“Avere il buon tempo” era l’espressione che si utilizzava, con un certo disprezzo, per indicare chi si perdeva in cose di poco conto, tralasciando gli impegni del lavoro. Fino al Dopoguerra, infatti, il “tempo libero”, come noi oggi lo intendiamo, non esisteva e le persone si identificavano con il loro mestiere, che ne determinava la funzione all’interno della società.
Il magnano, il cervellaio, il carradore… i nomi di queste attività ci riportano ad un tempo in cui non soltanto tutto veniva prodotto manualmente, ma in cui ogni oggetto tornava, in seguito, tra le mani dell’artigiano per essere riparato, rinnovato, riutilizzato più volte fino alla sua completa usura.
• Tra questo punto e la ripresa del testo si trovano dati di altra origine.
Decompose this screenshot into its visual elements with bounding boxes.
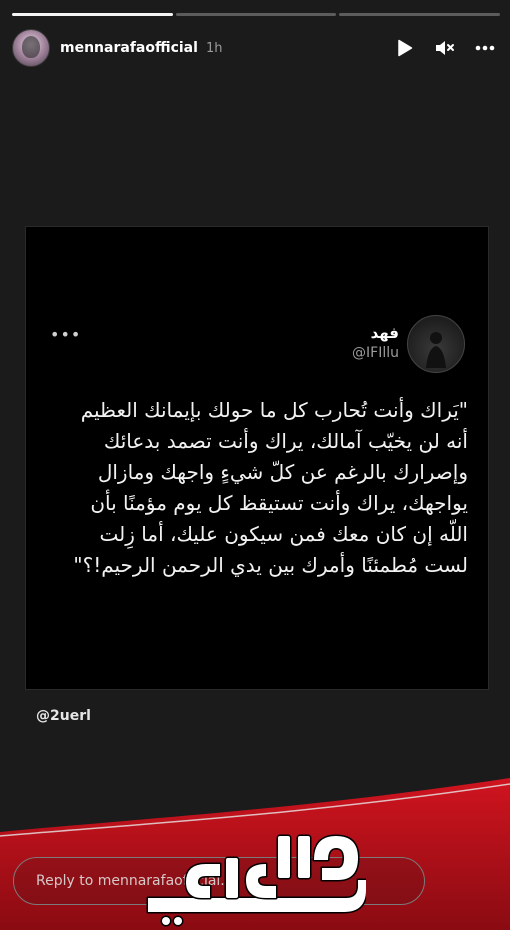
story-progress (12, 13, 501, 16)
speaker-muted-icon[interactable] (434, 37, 456, 59)
tweet-author-avatar (407, 315, 465, 373)
more-horizontal-icon[interactable] (474, 37, 496, 59)
credit-mention[interactable]: @2uerl (36, 708, 91, 724)
tweet-screenshot: فهد @IFIllu ••• "يَراك وأنت تُحارب كل ما… (25, 226, 489, 690)
play-icon[interactable] (394, 37, 416, 59)
story-controls (394, 37, 498, 59)
username[interactable]: mennarafaofficial (60, 40, 198, 56)
progress-segment-2 (175, 13, 337, 16)
tweet-text: "يَراك وأنت تُحارب كل ما حولك بإيمانك ال… (40, 395, 468, 581)
channel-logo-watermark (146, 834, 366, 927)
progress-segment-1 (12, 13, 173, 16)
tweet-line: وإصرارك بالرغم عن كلّ شيءٍ واجهك ومازال (97, 460, 468, 484)
post-time: 1h (205, 40, 223, 56)
tweet-line: أنه لن يخيّب آمالك، يراك وأنت تصمد بدعائ… (103, 429, 468, 453)
story-header: mennarafaofficial 1h (12, 28, 498, 68)
tweet-more-icon: ••• (50, 325, 82, 344)
tweet-line: "يَراك وأنت تُحارب كل ما حولك بإيمانك ال… (80, 398, 468, 422)
tweet-author-handle: @IFIllu (352, 345, 399, 361)
tweet-line: اللّه إن كان معك فمن سيكون عليك، أما زِل… (99, 522, 468, 546)
profile-avatar[interactable] (12, 29, 50, 67)
progress-segment-3 (339, 13, 501, 16)
tweet-line: لست مُطمئنًا وأمرك بين يدي الرحمن الرحيم… (73, 553, 468, 577)
tweet-line: يواجهك، يراك وأنت تستيقظ كل يوم مؤمنًا ب… (90, 491, 468, 515)
tweet-author-name: فهد (370, 324, 399, 342)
Ogni colpo di martello o di scalpello porta con sé, ancora oggi, il gesto della mano di chi lo ha eseguito; ogni oggetto porta impresso il lavoro paziente, meticoloso, faticoso dell’uomo. E così il ciabattino realizzava le scarpe battendo, tagliandolo e cucendo la tomaia, inchiodandola poi alla suola in legno, anch’essa scolpita dall’artigiano; il sellaio realizzava i finimenti per i cavalli; il bottaio i mastelli, le botti, le brente, i tini. Questi solo soltanto alcuni dei mestieri raccontati lungo il percorso del Museo, memoria di un mondo in cui vita e lavoro erano una cosa sola.